Politiek gaat nergens meer over. Politici willen alleen vriendjes worden met de kiezer. Dat doen ze via de televisie, bijvoorbeeld door mee te doen aan spelletjesprogramma’s of, zoals Jan Peter Balkenende ooit deed, aan te schuiven bij het roddelprogramma RTL-Boulevard. PowNews heeft niets met journalistiek te maken. De brutale lastpakken met de roze microfoon zijn slechts uit of rellen en moeten uit de Tweede Kamer geweerd worden. Vroeger was het beter toen de televisie nog gebruikt werd voor verheffing van het volk en politici nog automatisch gezag hadden en met excellentie werden aangesproken.
Ik heb weinig met dit cultuurpessimisme. De televisie, ook de roze microfoon, speelt een controlerende en vertegenwoordigende rol in de democratie. If you can’t stand the heat, stay out of the kitchen.
Natuurlijk is het medialandschap de afgelopen twintig jaar veranderd.

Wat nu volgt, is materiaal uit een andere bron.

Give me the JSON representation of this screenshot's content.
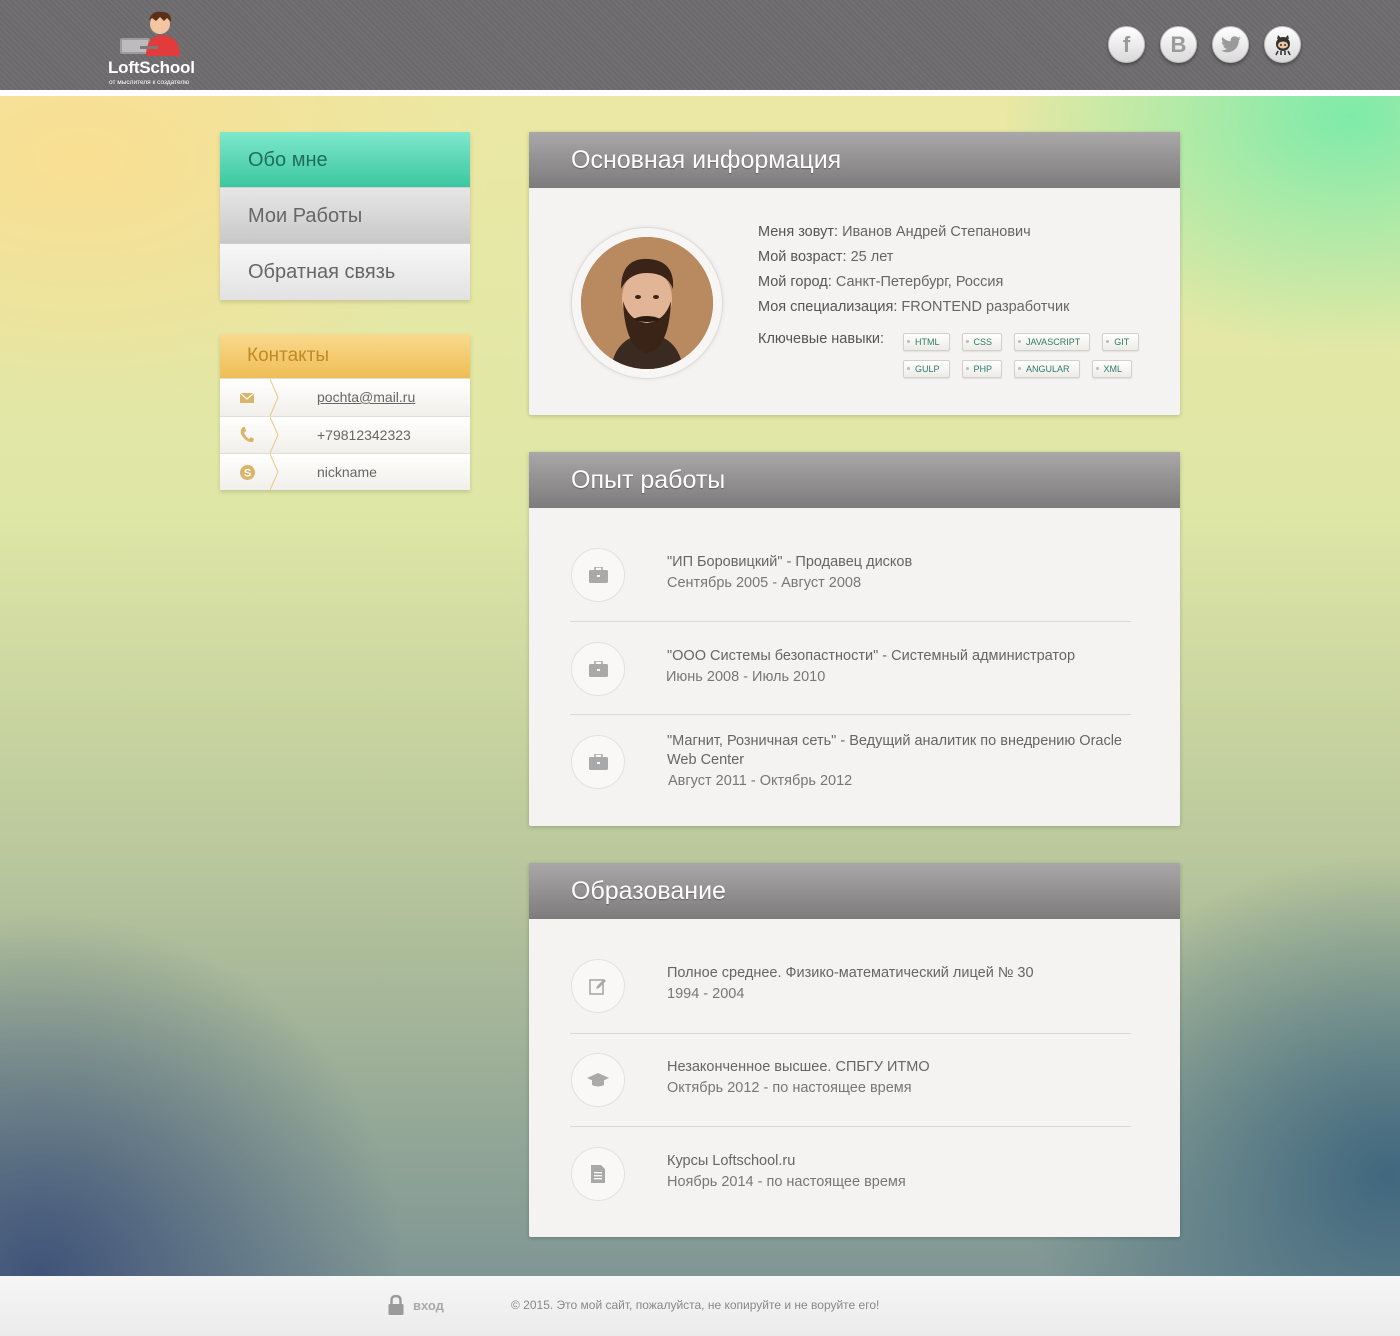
{
  "logo": {
    "name": "LoftSchool",
    "tagline": "от мыслителя к создателю"
  },
  "socials": [
    {
      "name": "facebook",
      "glyph": "f"
    },
    {
      "name": "vkontakte",
      "glyph": "B"
    },
    {
      "name": "twitter",
      "glyph": ""
    },
    {
      "name": "github",
      "glyph": ""
    }
  ],
  "nav": {
    "about": "Обо мне",
    "works": "Мои Работы",
    "feedback": "Обратная связь"
  },
  "contacts": {
    "title": "Контакты",
    "email": "pochta@mail.ru",
    "phone": "+79812342323",
    "skype": "nickname"
  },
  "info": {
    "title": "Основная информация",
    "rows": [
      {
        "label": "Меня зовут:",
        "value": "Иванов Андрей Степанович"
      },
      {
        "label": "Мой возраст:",
        "value": "25 лет"
      },
      {
        "label": "Мой город:",
        "value": "Санкт-Петербург, Россия"
      },
      {
        "label": "Моя специализация:",
        "value": "FRONTEND разработчик"
      }
    ],
    "skills_label": "Ключевые навыки:",
    "skills": [
      "HTML",
      "CSS",
      "JAVASCRIPT",
      "GIT",
      "GULP",
      "PHP",
      "ANGULAR",
      "XML"
    ]
  },
  "work": {
    "title": "Опыт работы",
    "items": [
      {
        "title": "\"ИП Боровицкий\" - Продавец дисков",
        "date": "Сентябрь 2005 - Август 2008",
        "icon": "briefcase-icon"
      },
      {
        "title": "\"ООО Системы безопастности\" - Системный администратор",
        "date": "Июнь 2008 - Июль 2010",
        "icon": "briefcase-icon"
      },
      {
        "title": "\"Магнит, Розничная сеть\" - Ведущий аналитик по внедрению Oracle Web Center",
        "date": "Август 2011 - Октябрь 2012",
        "icon": "briefcase-icon"
      }
    ]
  },
  "education": {
    "title": "Образование",
    "items": [
      {
        "title": "Полное среднее. Физико-математический лицей № 30",
        "date": "1994 - 2004",
        "icon": "pencil-icon"
      },
      {
        "title": "Незаконченное высшее. СПБГУ ИТМО",
        "date": "Октябрь 2012 - по настоящее время",
        "icon": "graduation-cap-icon"
      },
      {
        "title": "Курсы Loftschool.ru",
        "date": "Ноябрь 2014 - по настоящее время",
        "icon": "document-icon"
      }
    ]
  },
  "footer": {
    "login": "вход",
    "copyright": "© 2015. Это мой сайт, пожалуйста, не копируйте и не воруйте его!"
  },
  "colors": {
    "accent_green": "#3cc7a1",
    "contacts_gold": "#efbd55",
    "skill_text": "#2d7b63",
    "panel_head": "#7d7b7c"
  }
}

Allerlei mechanismen spelen daarbij een rol, zoals de commercialisering van de televisie, de uitbreiding van het aantal kanalen, de concurrentie die kranten ondervinden van elkaar, van de televisie en van de nieuwe media via het internet. En ja, de kern van deze ontwikkeling is dat hypes, emoties, meninkjesjournalistiek en meninkjespolitiek belangrijker zijn geworden dan serieuze analyse, maatschappelijke duiding en visieontwikkeling. En ja, soms verlang je wel eens naar meer analyse en feiten na de zoveelste mening van steeds dezelfde talking heads in de praatprogramma’s.

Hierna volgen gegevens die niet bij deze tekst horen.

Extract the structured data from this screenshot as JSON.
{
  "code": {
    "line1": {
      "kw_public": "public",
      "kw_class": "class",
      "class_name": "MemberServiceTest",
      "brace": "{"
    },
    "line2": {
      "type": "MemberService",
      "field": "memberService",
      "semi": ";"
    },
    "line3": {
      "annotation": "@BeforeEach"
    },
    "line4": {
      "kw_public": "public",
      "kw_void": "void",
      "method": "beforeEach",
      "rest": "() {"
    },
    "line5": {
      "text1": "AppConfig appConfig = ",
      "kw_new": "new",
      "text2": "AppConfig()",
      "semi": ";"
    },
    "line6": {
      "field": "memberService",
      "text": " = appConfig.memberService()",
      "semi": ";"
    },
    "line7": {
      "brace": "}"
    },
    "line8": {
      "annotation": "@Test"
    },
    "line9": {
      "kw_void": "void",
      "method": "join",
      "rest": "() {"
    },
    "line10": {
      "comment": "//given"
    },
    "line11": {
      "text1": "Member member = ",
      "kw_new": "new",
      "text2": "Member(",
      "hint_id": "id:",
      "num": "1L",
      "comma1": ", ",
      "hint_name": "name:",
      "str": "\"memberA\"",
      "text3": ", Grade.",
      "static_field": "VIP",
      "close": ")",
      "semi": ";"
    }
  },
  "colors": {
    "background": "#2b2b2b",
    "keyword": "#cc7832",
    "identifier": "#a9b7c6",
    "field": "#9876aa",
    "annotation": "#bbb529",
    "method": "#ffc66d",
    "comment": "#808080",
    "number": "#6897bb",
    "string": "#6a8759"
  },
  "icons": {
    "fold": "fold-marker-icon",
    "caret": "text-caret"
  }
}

Het gevolg van de veranderingen in de media is, zo wordt vaak gesteld, dat personen en incidenten belangrijker zijn geworden dan politieke inhoud. Daar zit vast een kern van waarheid in, maar er zijn ook kanttekeningen bij te maken. Zo zijn personen in de politiek altijd belangrijk geweest. Markante politieke figuren, van Thorbecke tot Den Uyl, van Colijn tot Drees, stonden altijd al voor iets groters dan alleen voor een politieke partij of stroming. Wat veranderd is, is dat deze hoogwaardigheidsbekleders konden werken op basis van een bijna vanzelfsprekend vertrouwen, omdat mensen gedisciplineerd waren in de ideologische zuilensamenleving. Nu moeten politieke leiders het vertrouwen verdienen, omdat kiezers steeds opnieuw bepalen waar hun tijdelijke loyaliteit ligt. Dat is een teken van emancipatie.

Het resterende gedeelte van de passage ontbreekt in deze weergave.